ITS News

Jumat, 27 Januari 2023
15 Maret 2005, 12:03

Meski Timing BK Lambat, Rasa Integralistik Harus Ada

Oleh : Dadang ITS | | Source : -

Tetapi ada keharusan bagi angkatan untuk mengikuti sebagai regenerasi organisasi.

Bakti kampus (BK) merupakan suatu kegiatan pengkaderan yang setiap tahunnya dilaksakan oleh mahasiswa baru di ITS kampus perjuangan. Kegiatan ini dilaksanakan sewaktu mahasiswa masih baru akan memasuki aktivitas kampus. Badan eksekutif mahasiswa (BEM) ITS tetap konsisten untuk mengadakan BK tahun ini.

Menurut pengamatan dari Rizal Suryo P (Bio'99), yang menyoroti seputar BK tahun ini yang berbeda dengan tahun-tahun sebelumnnya.
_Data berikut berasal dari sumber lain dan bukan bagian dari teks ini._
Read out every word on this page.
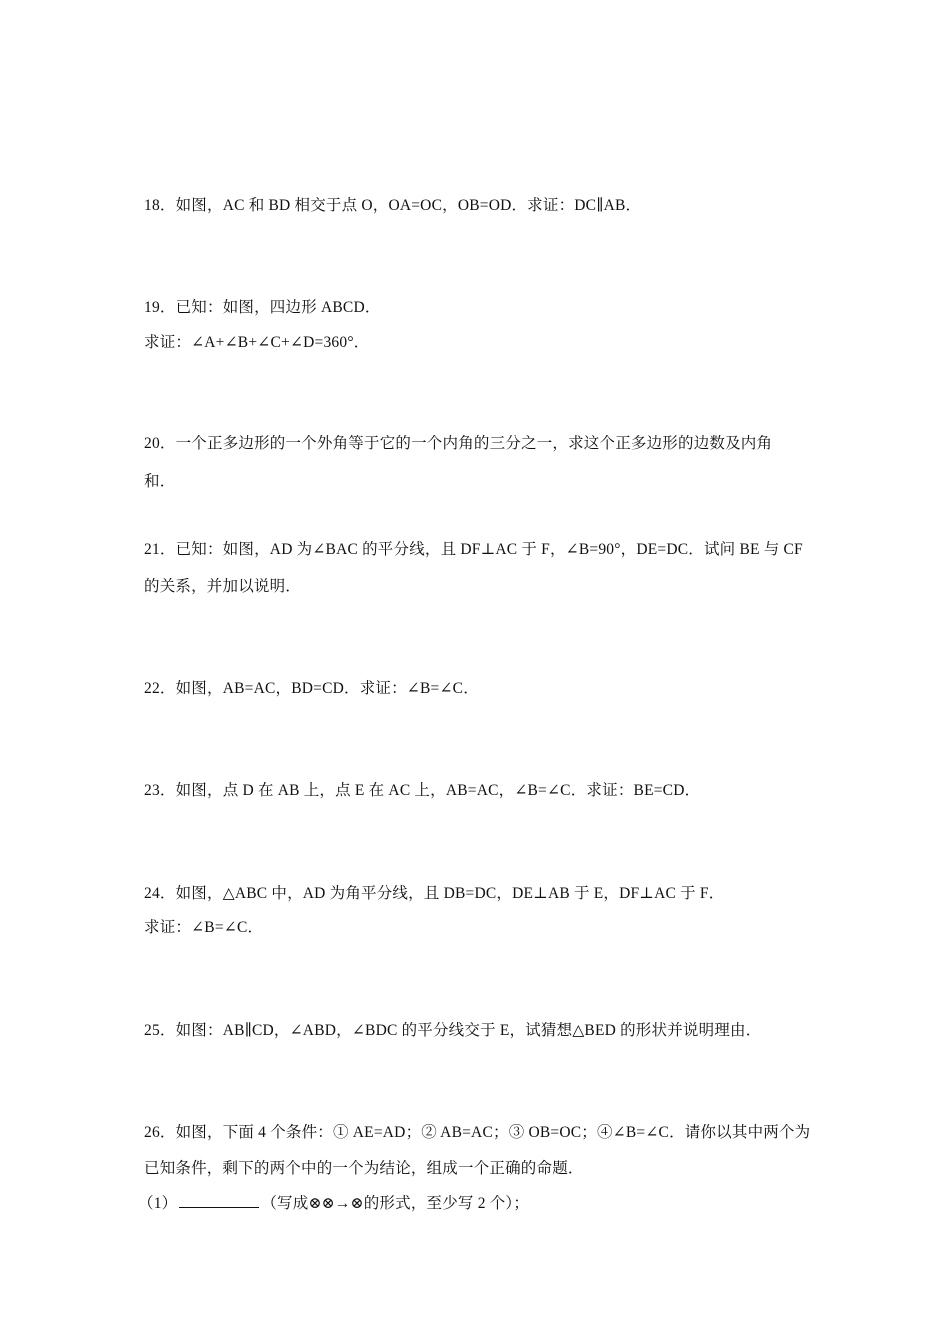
18．如图，AC 和 BD 相交于点 O，OA=OC，OB=OD．求证：DC∥AB．
19．已知：如图，四边形 ABCD．
求证：∠A+∠B+∠C+∠D=360°．
20．一个正多边形的一个外角等于它的一个内角的三分之一，求这个正多边形的边数及内角
和．
21．已知：如图，AD 为∠BAC 的平分线，且 DF⊥AC 于 F，∠B=90°，DE=DC．试问 BE 与 CF
的关系，并加以说明．
22．如图，AB=AC，BD=CD．求证：∠B=∠C．
23．如图，点 D 在 AB 上，点 E 在 AC 上，AB=AC，∠B=∠C．求证：BE=CD．
24．如图，△ABC 中，AD 为角平分线，且 DB=DC，DE⊥AB 于 E，DF⊥AC 于 F．
求证：∠B=∠C．
25．如图：AB∥CD，∠ABD，∠BDC 的平分线交于 E，试猜想△BED 的形状并说明理由．
26．如图，下面 4 个条件：① AE=AD；② AB=AC；③ OB=OC；④∠B=∠C．请你以其中两个为
已知条件，剩下的两个中的一个为结论，组成一个正确的命题．
（1）	（写成⊗⊗→⊗的形式，至少写 2 个）；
Dia menuturkan, "Timming BK kali ini sangat sangat telat sekali," tegasnya. Hal ini terlihat pada situasi dan kondisi BK yang mendekati ujian akhir semester tahun ini. Dimana hampir semua elemen mahasiswa ITS saat ini sedang hangat-hangatnya praktikum, tutur Kahima Biologi ini.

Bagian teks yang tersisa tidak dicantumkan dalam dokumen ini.